Science:Math Exam Resources/Courses/MATH152/April 2011/Question A 08

First we see the line

 A=zeros(4,4);

from the hint we notice that Matlab stores by row then by column so this is an instruction to create a matrix filled with zeros that has 4 rows and 4 columns. Therefore after this call we have

${\displaystyle A={\begin{bmatrix}0&0&0&0\\0&0&0&0\\0&0&0&0\\0&0&0&0\end{bmatrix}}.}$

The next lines

 for k=1:4
   A(k,k)=-k;
 end

initiates a for loop or a counting loop over a variable k.

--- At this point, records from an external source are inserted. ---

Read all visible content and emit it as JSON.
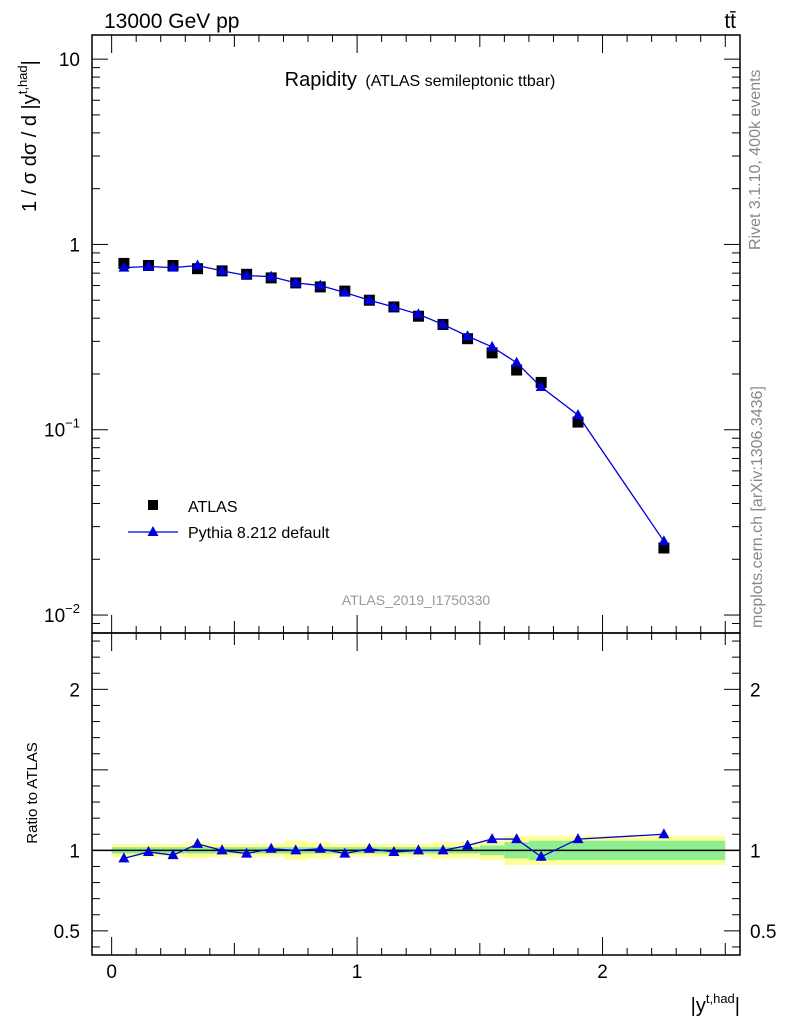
{
  "header": {
    "left": "13000 GeV pp",
    "right": "tt̄"
  },
  "side_labels": {
    "rivet": "Rivet 3.1.10,  400k events",
    "mcplots": "mcplots.cern.ch [arXiv:1306.3436]"
  },
  "chart_data": [
    {
      "type": "scatter",
      "panel": "main",
      "title": "Rapidity",
      "subtitle": "(ATLAS semileptonic ttbar)",
      "watermark": "ATLAS_2019_I1750330",
      "ylabel": "1 / σ dσ / d |y",
      "ylabel_sup": "t,had",
      "ylabel_end": "|",
      "yscale": "log",
      "xlim": [
        -0.08,
        2.56
      ],
      "ylim": [
        0.008,
        13.5
      ],
      "yticks": [
        {
          "value": 10,
          "label": "10"
        },
        {
          "value": 1,
          "label": "1"
        },
        {
          "value": 0.1,
          "label": "10",
          "sup": "−1"
        },
        {
          "value": 0.01,
          "label": "10",
          "sup": "−2"
        }
      ],
      "legend": {
        "placement": "lower-left",
        "entries": [
          "ATLAS",
          "Pythia 8.212 default"
        ]
      },
      "series": [
        {
          "name": "ATLAS",
          "marker": "square",
          "color": "#000000",
          "x": [
            0.05,
            0.15,
            0.25,
            0.35,
            0.45,
            0.55,
            0.65,
            0.75,
            0.85,
            0.95,
            1.05,
            1.15,
            1.25,
            1.35,
            1.45,
            1.55,
            1.65,
            1.75,
            1.9,
            2.25
          ],
          "y": [
            0.79,
            0.77,
            0.77,
            0.74,
            0.72,
            0.69,
            0.66,
            0.62,
            0.59,
            0.56,
            0.5,
            0.46,
            0.41,
            0.37,
            0.31,
            0.26,
            0.21,
            0.18,
            0.11,
            0.023
          ]
        },
        {
          "name": "Pythia 8.212 default",
          "marker": "triangle",
          "color": "#0000dd",
          "x": [
            0.05,
            0.15,
            0.25,
            0.35,
            0.45,
            0.55,
            0.65,
            0.75,
            0.85,
            0.95,
            1.05,
            1.15,
            1.25,
            1.35,
            1.45,
            1.55,
            1.65,
            1.75,
            1.9,
            2.25
          ],
          "y": [
            0.75,
            0.76,
            0.75,
            0.77,
            0.72,
            0.68,
            0.67,
            0.62,
            0.6,
            0.55,
            0.5,
            0.46,
            0.42,
            0.37,
            0.32,
            0.28,
            0.23,
            0.17,
            0.12,
            0.025
          ]
        }
      ]
    },
    {
      "type": "scatter",
      "panel": "ratio",
      "ylabel": "Ratio to ATLAS",
      "xlabel": "|y",
      "xlabel_sup": "t,had",
      "xlabel_end": "|",
      "xlim": [
        -0.08,
        2.56
      ],
      "ylim": [
        0.35,
        2.35
      ],
      "xticks": [
        {
          "value": 0,
          "label": "0"
        },
        {
          "value": 1,
          "label": "1"
        },
        {
          "value": 2,
          "label": "2"
        }
      ],
      "yticks": [
        {
          "value": 2,
          "label": "2"
        },
        {
          "value": 1,
          "label": "1"
        },
        {
          "value": 0.5,
          "label": "0.5"
        }
      ],
      "bands": {
        "edges": [
          0,
          0.1,
          0.2,
          0.3,
          0.4,
          0.5,
          0.6,
          0.7,
          0.8,
          0.9,
          1.0,
          1.1,
          1.2,
          1.3,
          1.4,
          1.5,
          1.6,
          1.7,
          1.8,
          2.0,
          2.5
        ],
        "stat_color": "#90ee90",
        "total_color": "#ffff99",
        "stat": [
          0.02,
          0.02,
          0.02,
          0.02,
          0.02,
          0.02,
          0.02,
          0.02,
          0.02,
          0.02,
          0.02,
          0.02,
          0.02,
          0.02,
          0.02,
          0.03,
          0.05,
          0.06,
          0.06,
          0.06
        ],
        "total": [
          0.04,
          0.04,
          0.04,
          0.05,
          0.04,
          0.04,
          0.04,
          0.06,
          0.05,
          0.04,
          0.04,
          0.04,
          0.04,
          0.05,
          0.05,
          0.06,
          0.09,
          0.09,
          0.09,
          0.09
        ]
      },
      "series": [
        {
          "name": "Pythia 8.212 default",
          "marker": "triangle",
          "color": "#0000dd",
          "x": [
            0.05,
            0.15,
            0.25,
            0.35,
            0.45,
            0.55,
            0.65,
            0.75,
            0.85,
            0.95,
            1.05,
            1.15,
            1.25,
            1.35,
            1.45,
            1.55,
            1.65,
            1.75,
            1.9,
            2.25
          ],
          "y": [
            0.95,
            0.99,
            0.97,
            1.04,
            1.0,
            0.98,
            1.01,
            1.0,
            1.01,
            0.98,
            1.01,
            0.99,
            1.0,
            1.0,
            1.03,
            1.07,
            1.07,
            0.96,
            1.07,
            1.1
          ],
          "err": [
            0,
            0,
            0,
            0,
            0,
            0,
            0,
            0,
            0,
            0,
            0,
            0,
            0,
            0.015,
            0.02,
            0.02,
            0.025,
            0.025,
            0.02,
            0.025
          ]
        }
      ]
    }
  ]
}
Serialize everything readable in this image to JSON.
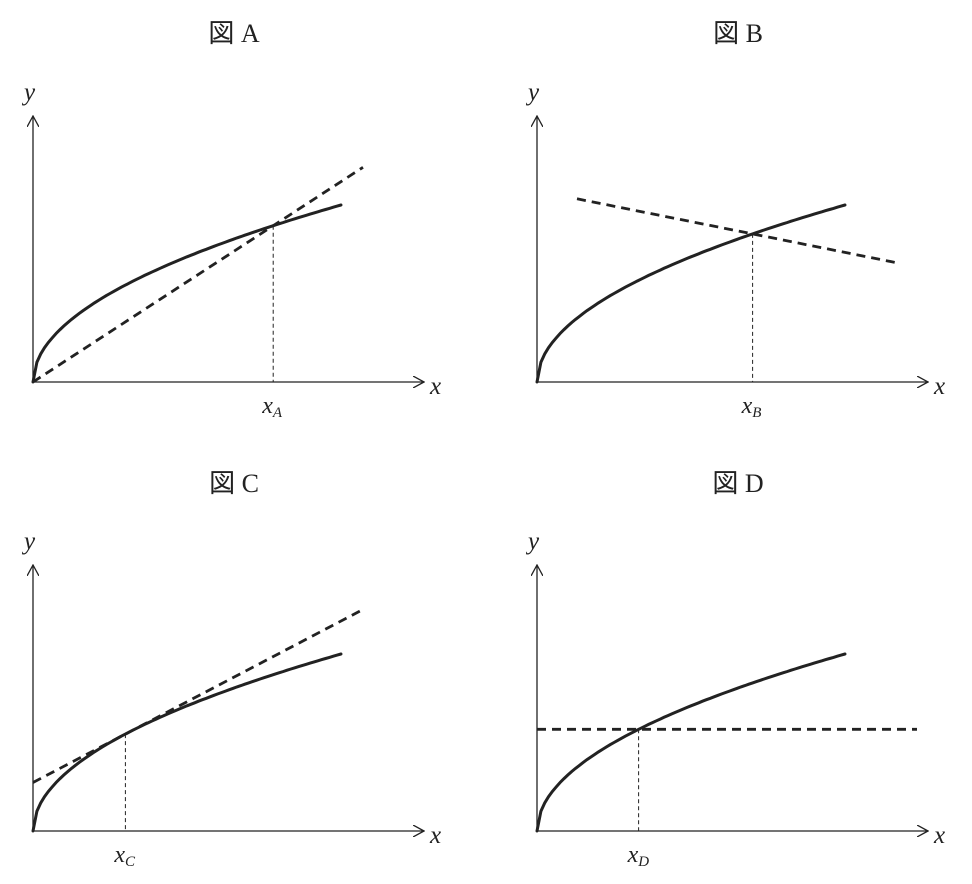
{
  "panels": [
    {
      "id": "A",
      "title": "図 A",
      "x_label": "x",
      "y_label": "y",
      "point_base": "x",
      "point_sub": "A",
      "line_kind": "ray-through-origin",
      "intersection_rel": 0.78
    },
    {
      "id": "B",
      "title": "図 B",
      "x_label": "x",
      "y_label": "y",
      "point_base": "x",
      "point_sub": "B",
      "line_kind": "decreasing-line",
      "intersection_rel": 0.7
    },
    {
      "id": "C",
      "title": "図 C",
      "x_label": "x",
      "y_label": "y",
      "point_base": "x",
      "point_sub": "C",
      "line_kind": "tangent-line",
      "intersection_rel": 0.3
    },
    {
      "id": "D",
      "title": "図 D",
      "x_label": "x",
      "y_label": "y",
      "point_base": "x",
      "point_sub": "D",
      "line_kind": "horizontal-line",
      "intersection_rel": 0.33
    }
  ]
}
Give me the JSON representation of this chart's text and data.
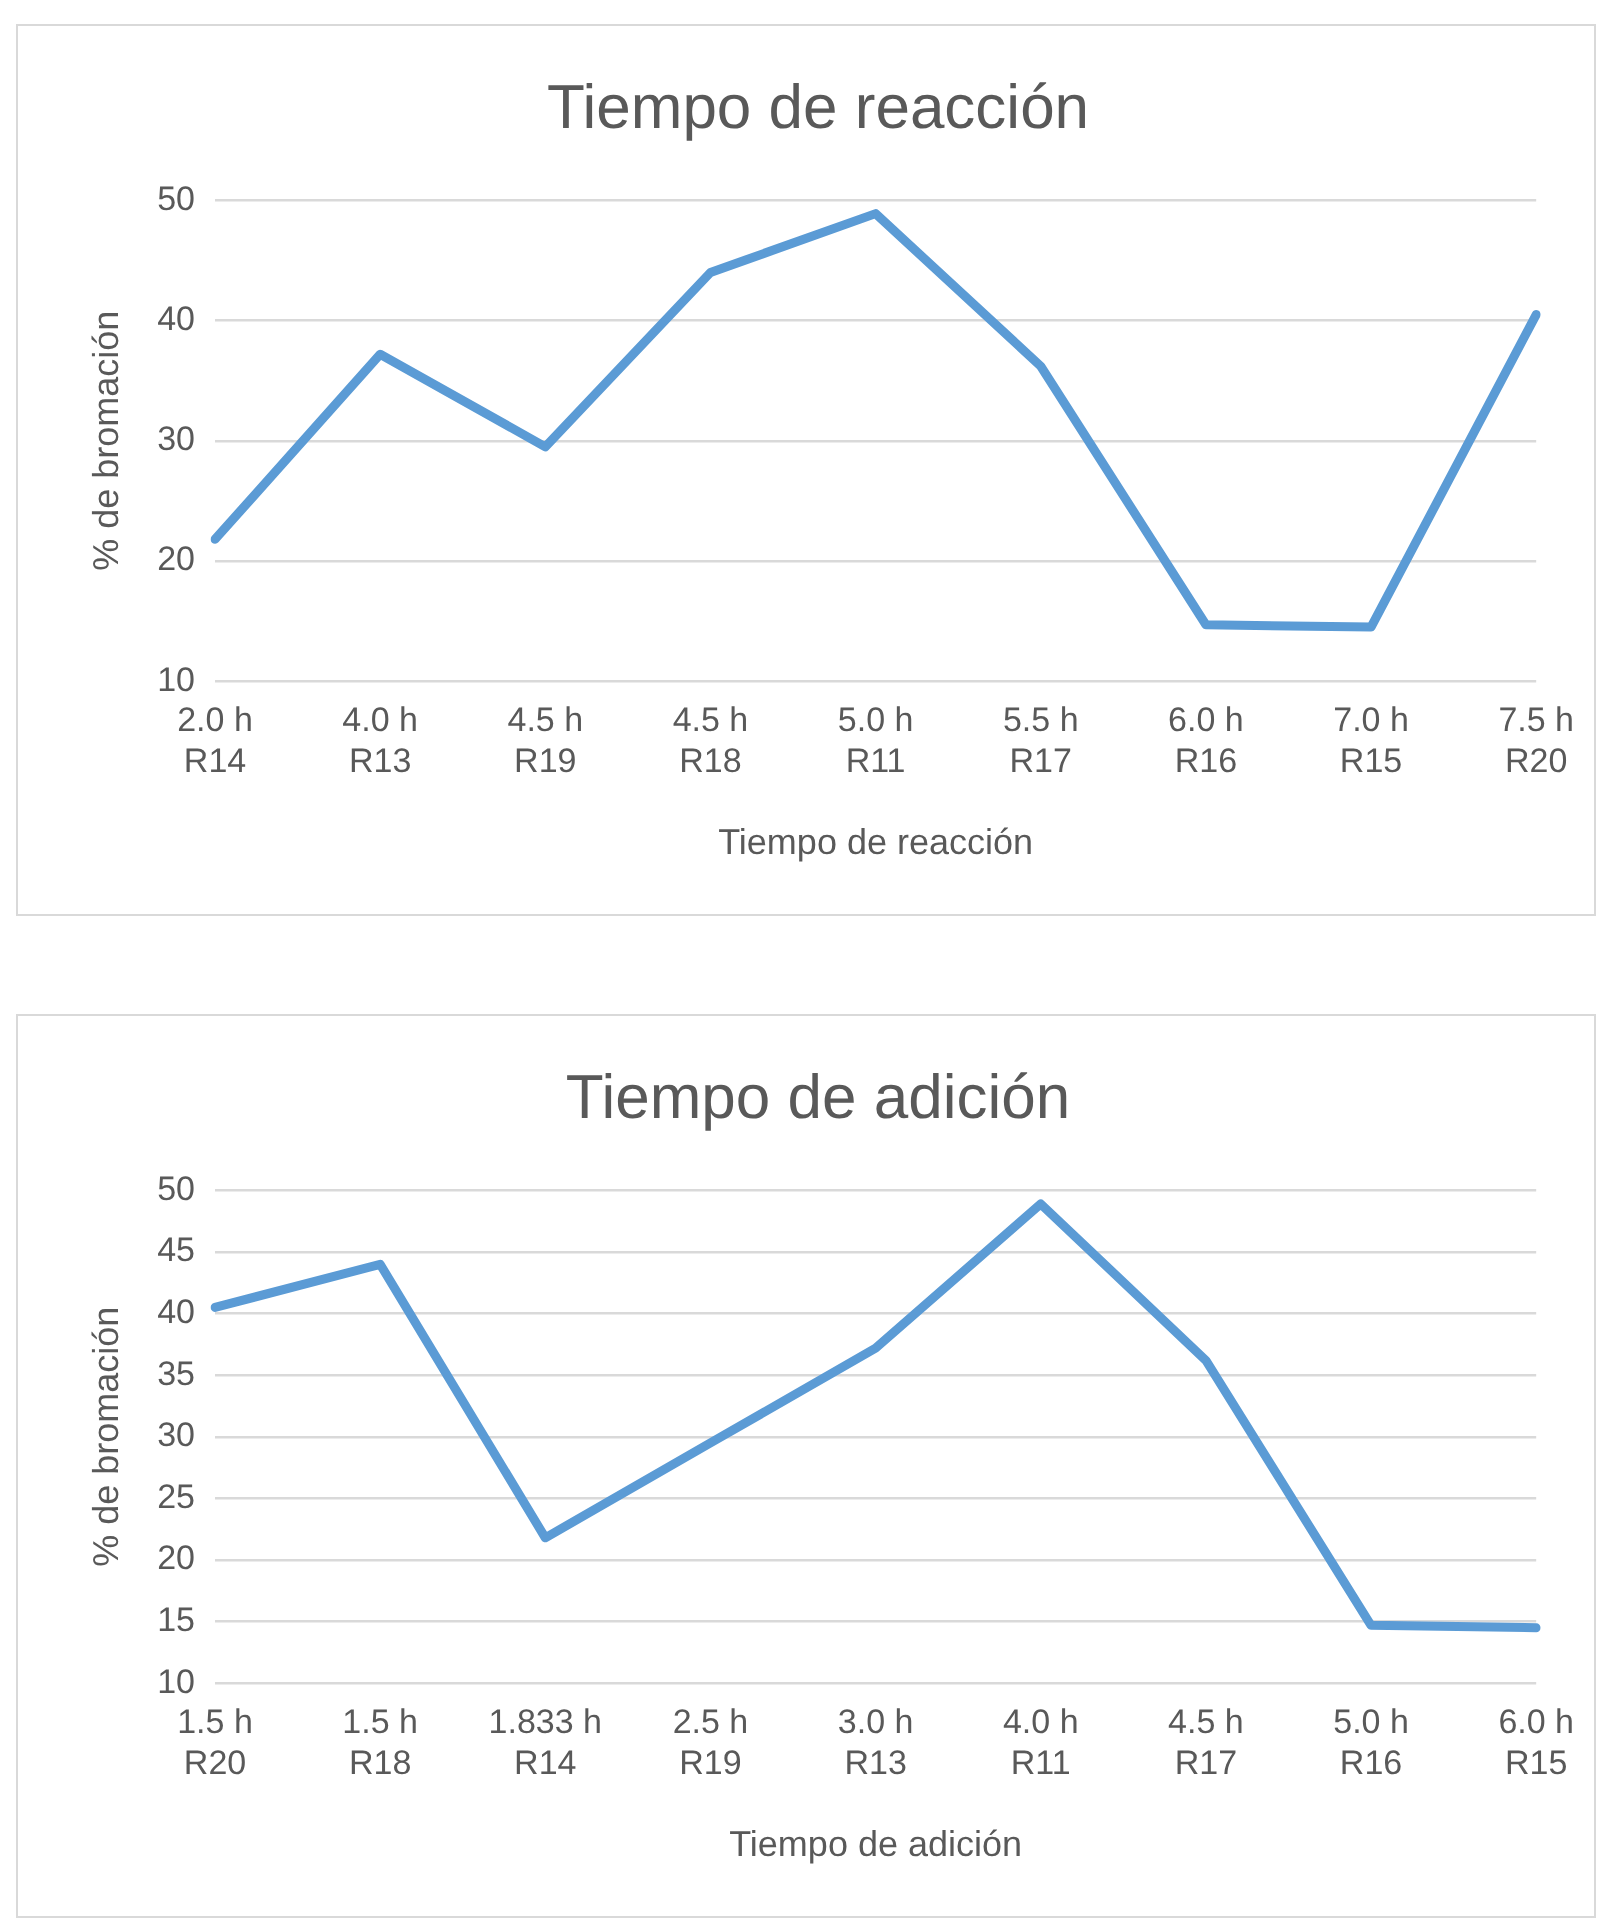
{
  "chart_data": [
    {
      "type": "line",
      "title": "Tiempo de reacción",
      "xlabel": "Tiempo de reacción",
      "ylabel": "% de bromación",
      "categories": [
        "2.0 h\nR14",
        "4.0 h\nR13",
        "4.5 h\nR19",
        "4.5 h\nR18",
        "5.0 h\nR11",
        "5.5 h\nR17",
        "6.0 h\nR16",
        "7.0 h\nR15",
        "7.5 h\nR20"
      ],
      "series": [
        {
          "color": "#5b9bd5",
          "values": [
            21.8,
            37.2,
            29.5,
            44,
            48.9,
            36.2,
            14.7,
            14.5,
            40.5
          ]
        }
      ],
      "ylim": [
        10,
        50
      ],
      "yticks": [
        10,
        20,
        30,
        40,
        50
      ],
      "grid": "y",
      "legend": false,
      "marker": "none",
      "line_style": "solid"
    },
    {
      "type": "line",
      "title": "Tiempo de adición",
      "xlabel": "Tiempo de adición",
      "ylabel": "% de bromación",
      "categories": [
        "1.5 h\nR20",
        "1.5 h\nR18",
        "1.833 h\nR14",
        "2.5 h\nR19",
        "3.0 h\nR13",
        "4.0 h\nR11",
        "4.5 h\nR17",
        "5.0 h\nR16",
        "6.0 h\nR15"
      ],
      "series": [
        {
          "color": "#5b9bd5",
          "values": [
            40.5,
            44,
            21.8,
            29.5,
            37.2,
            48.9,
            36.2,
            14.7,
            14.5
          ]
        }
      ],
      "ylim": [
        10,
        50
      ],
      "yticks": [
        10,
        15,
        20,
        25,
        30,
        35,
        40,
        45,
        50
      ],
      "grid": "y",
      "legend": false,
      "marker": "none",
      "line_style": "solid"
    }
  ]
}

It says to start at k=1, perform whatever is inside the loop, increase k by 1 and then repeat until k=4. Here we see that the kth row and the kth column of A from 1 ≤ k ≤ 4 is filled with -k. Therefore, after this for loop we have

${\displaystyle A={\begin{bmatrix}-1&0&0&0\\0&-2&0&0\\0&0&-3&0\\0&0&0&-4\end{bmatrix}}.}$

The next lines are

 for k=1:4
   A(1,k)=1;
 end

which is another for loop. This time we always stay on row 1 but column k gets filled with 1 for 1 ≤ k ≤ 4. Notice since we still start at k=1 then the first entry we write to is A(1,1) which already has a -1 in it. Therefore, this will get overwritten with a 1. The matrix becomes

${\displaystyle A={\begin{bmatrix}1&1&1&1\\0&-2&0&0\\0&0&-3&0\\0&0&0&-4\end{bmatrix}}.}$

Since there are no more lines of code, this is the final matrix.